Was there ever a reason given for retconning Klingons in TNG? Did producers just want them to appear even more alien or something?
Tng Klingons followed the TOS movies that came out earlier.
The TOS movies changed Klingons because they finally had the makeup budget to make them look alien.
I doubt it was just a budget thing. Drawing weird aliens is far cheaper than makeup, but TAS Klingons were not weird yet.
I believe @Blue_Morpho@lemmy.world is correct. The large budget for TMP compared to the episodes allowed them to make makeup choices they couldn’t make before.
Of course, Enterprise explains the whole difference thing. Everyone but me apparently hates it. I thought it was a pretty decent explanation for the two types of Klingons (pre-Discovery’s third).
It was also hinted at by Bashir during “Trials and Tribble-ations”.
It makes sense to me. Why wouldn’t the Klingons try to take advantage of augment technology during a cold war?
And I don’t remember them saying they turned the whole population into Klingon augments, or did they?
I have a theory about this!
It falls under the umbrella of why transhumanism (or transklingonism, or whatever you like… transbeingism?) is so rare in Star Trek. None of the major powers have fully embraced cybernetic or genetic augmentation. Why?
Earth has the Eugenics Wars which is used to explain how leery they are of genetic augmentation, and it could also explain their conservative attitude towards cybernetics. The encounter with the Borg would just reinforce this pre-existing attitude. But the Klingons, the Romulans, the Cardassians? Why haven’t any of them fully embraced either genetic or mechanical augmentation?
The theory is that, in the Star Trek universe, “natural” evolution is the only stable way for species to advance. The augments led to the Eugenics Wars, and you’ve also got the Bynars who went full cybernetic and nearly had their civilization collapse due to one bad solar flare. The changelings, the Douwd, and the Q, on the other hand, seem to have evolved to their extraordinary powers taking the long route. The Borg are the ultimate example of the dangers of advancing too quickly; they became a cancer species so aggressive that every other sentient species cannot help but ally against them and seek their destruction.
If augmentation were a viable means of advancement in Star Trek you would expect to see more examples of it in the galactic community, but you don’t, so there must be a very good reason why it isn’t.

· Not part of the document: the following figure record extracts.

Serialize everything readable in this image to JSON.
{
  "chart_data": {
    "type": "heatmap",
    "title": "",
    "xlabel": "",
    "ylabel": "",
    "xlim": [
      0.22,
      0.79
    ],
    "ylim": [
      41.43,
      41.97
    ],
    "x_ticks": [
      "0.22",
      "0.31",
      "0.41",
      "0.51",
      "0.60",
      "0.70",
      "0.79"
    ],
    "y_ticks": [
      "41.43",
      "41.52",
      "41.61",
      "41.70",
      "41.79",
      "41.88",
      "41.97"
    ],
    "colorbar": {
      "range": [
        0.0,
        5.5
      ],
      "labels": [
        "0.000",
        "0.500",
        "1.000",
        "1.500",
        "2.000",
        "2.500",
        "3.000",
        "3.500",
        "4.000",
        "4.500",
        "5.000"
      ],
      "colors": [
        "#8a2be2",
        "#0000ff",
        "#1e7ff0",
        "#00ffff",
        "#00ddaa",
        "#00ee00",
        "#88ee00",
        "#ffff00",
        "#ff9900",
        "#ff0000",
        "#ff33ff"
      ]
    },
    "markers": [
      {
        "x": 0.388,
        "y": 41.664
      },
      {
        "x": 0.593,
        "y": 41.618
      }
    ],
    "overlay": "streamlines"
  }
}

I think most, if not all. Probably a few unaffected pockets.
But they never made that clear, right? So for all we know it was just the Klingons near the Federation border so they could be ready to fight.
There really wouldn’t be much need to augment scientists and bureaucrats and such. We know they have the former and Klingons must have the latter because the empire needs people to delegate things.
How do you do, fellow Klingons.
Why is Spock so white
Too much tranya.
His skin has a yellowish hue because Vulcan blood is copper-based (green).